After experiencing a great run for the past six months, Shanda Games (NASDAQ:GAME) was hit hard after it reported its recent results. Although the company beat the consensus estimate, its key operational metrics declined along with a weak performance of its massively-multiplayer online (MMO) games. Moreover, its online gaming segment wasn’t doing as well as its mobile division, and it looks like competition from bigger rivals such as NetEase and Giant Interactive further affected its performance.
A Weak Performance
According to analysts at Morgan Stanley, revenue from Shanda’s top PC games Mir II, Dragon Nest, and Woool declined in the range of 12%-25% on a year-over-year basis. These three games accounted for around 53% of Shanda’s revenue in the previous quarter. This is a major cause of concern for the company. In addition, it had to close the operation of RIFT, which is a MMO game, as it didn’t perform up to management’s expectations.
Shanda is currently sailing through troubled waters as far as online gaming is concerned. And looking forward, there seems to be no relief for the company. The company has high hopes for its latest launch, Final Fantasy XIV, and claims that it has received “very favorable user feedback.” According to statistics, it has been downloaded more than 1.5 million times in just over three months since being re-launched in Japan and continues to gain more users.
Shanda will perform some more tests in the second quarter before releasing the complete version of Final Fantasy XIV. If the company manages to draw gamers' attention in this MMO franchise, then it could see some positive performance in the upcoming quarters. In addition, the company has another game named Dungeon Striker under its sleeve for launch in Japan and China next year while another title, Age of Dawn, is about to enter closed beta testing.
Management plans to expand its MMO game portfolio in the next two to three years by adding more games. But as of now, Shanda doesn't have any game that could provide it with the necessary boost. On the contrary, other gaming companies seem to perform very well in the MMO segment. Both NetEase and Giant Interactive are playing with a good strategy in this market and their games seem to be doing quite well.
Competitors Doing Well
NetEase is reducing its dependence on Activision’s World of Warcraft, as the company has found success with its self-developed games such as Heroes of Three Kingdoms and Dragon Sword. Moreover, it has launched some new content for its longest-running games, Fantasy Westward Journey II and Westward Journey Online II. By 2015, it plans to launch Crisis, a first person shooter game and Revelations, which is a 3D epic fantasy game.

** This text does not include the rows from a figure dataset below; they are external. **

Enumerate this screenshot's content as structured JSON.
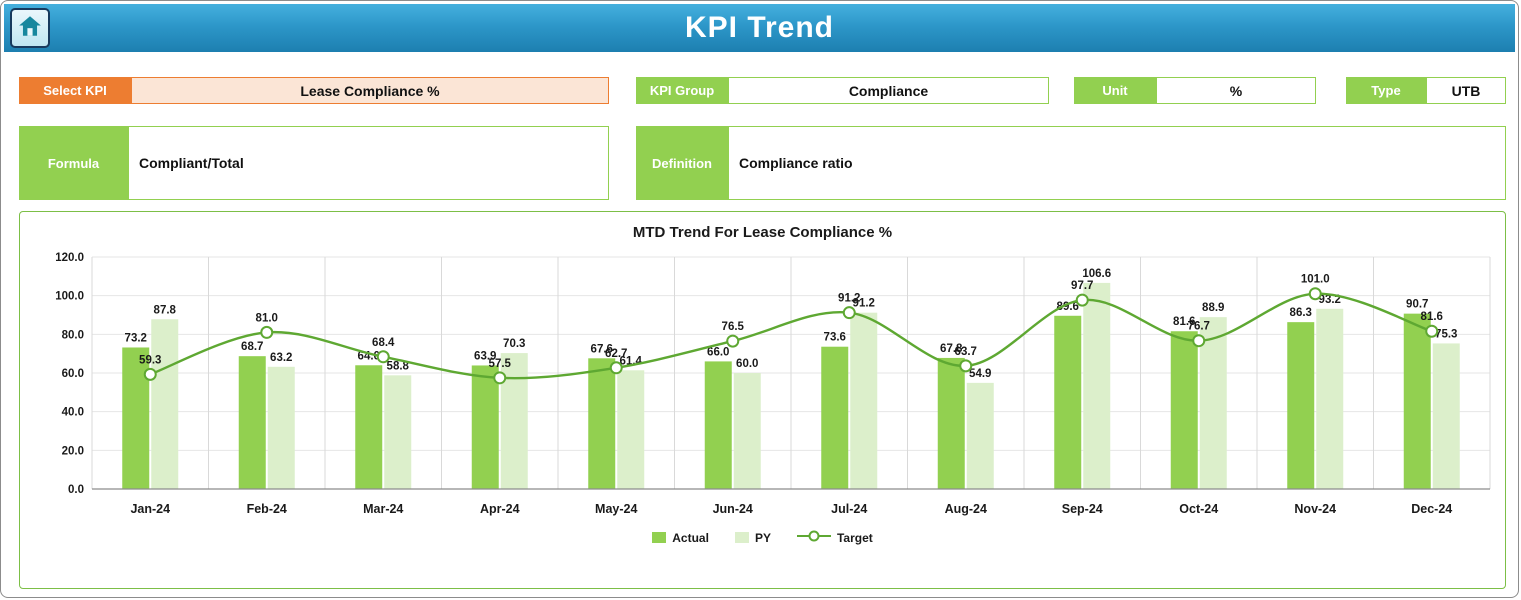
{
  "header": {
    "title": "KPI Trend"
  },
  "controls": {
    "select_kpi": {
      "label": "Select KPI",
      "value": "Lease Compliance %"
    },
    "kpi_group": {
      "label": "KPI Group",
      "value": "Compliance"
    },
    "unit": {
      "label": "Unit",
      "value": "%"
    },
    "type": {
      "label": "Type",
      "value": "UTB"
    },
    "formula": {
      "label": "Formula",
      "value": "Compliant/Total"
    },
    "definition": {
      "label": "Definition",
      "value": "Compliance ratio"
    }
  },
  "chart_data": {
    "type": "bar",
    "combo": "bars + smoothed line",
    "title": "MTD Trend For Lease Compliance %",
    "categories": [
      "Jan-24",
      "Feb-24",
      "Mar-24",
      "Apr-24",
      "May-24",
      "Jun-24",
      "Jul-24",
      "Aug-24",
      "Sep-24",
      "Oct-24",
      "Nov-24",
      "Dec-24"
    ],
    "series": [
      {
        "name": "Actual",
        "type": "bar",
        "color": "#92D050",
        "values": [
          73.2,
          68.7,
          64.0,
          63.9,
          67.6,
          66.0,
          73.6,
          67.8,
          89.6,
          81.6,
          86.3,
          90.7
        ]
      },
      {
        "name": "PY",
        "type": "bar",
        "color": "#DCEFCB",
        "values": [
          87.8,
          63.2,
          58.8,
          70.3,
          61.4,
          60.0,
          91.2,
          54.9,
          106.6,
          88.9,
          93.2,
          75.3
        ]
      },
      {
        "name": "Target",
        "type": "line",
        "color": "#5EA832",
        "values": [
          59.3,
          81.0,
          68.4,
          57.5,
          62.7,
          76.5,
          91.2,
          63.7,
          97.7,
          76.7,
          101.0,
          81.6
        ]
      }
    ],
    "ylim": [
      0,
      120
    ],
    "ytick_step": 20,
    "ytick_decimals": 1,
    "grid": true,
    "legend_position": "bottom"
  },
  "colors": {
    "header_blue": "#2D97C9",
    "accent_orange": "#ED7D31",
    "orange_fill": "#FBE5D6",
    "accent_green": "#92D050",
    "py_green": "#DCEFCB",
    "line_green": "#5EA832",
    "chart_border": "#7CBF46"
  }
}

With these new launches in place, NetEase is well positioned. Moreover, its marketing ability is more than that of Shanda, as it has a cash balance which is five times more than that of Shanda. In this way, it could put pressure on its smaller rival by aggressive promotions and launching high quality games.
For Shanda, the mobile gaming business has performed well. In fact, it was the only unit which has performed for Shanda. This segment has increased 50% quarter over quarter, which was mainly driven by the success of Arthur in China. Mobile gaming accounts for around 14% of its overall revenue and the company is working hard to increase this further. Shanda plans to launch a new game in China named Guardian Cross, which was developed by Square Enix. Along with that, it would launch two of its self developed games namely Dragon Nest and the Hell Lord.
Although Shanda has been doing good business in the mobile segment, but it accounts for only a small portion of the total revenue. The company could expect a bounce back only if its MMO segment starts delivering. Considering all the above factors, it seems best for investors to wait on the sidelines for the moment, as we could see more down side.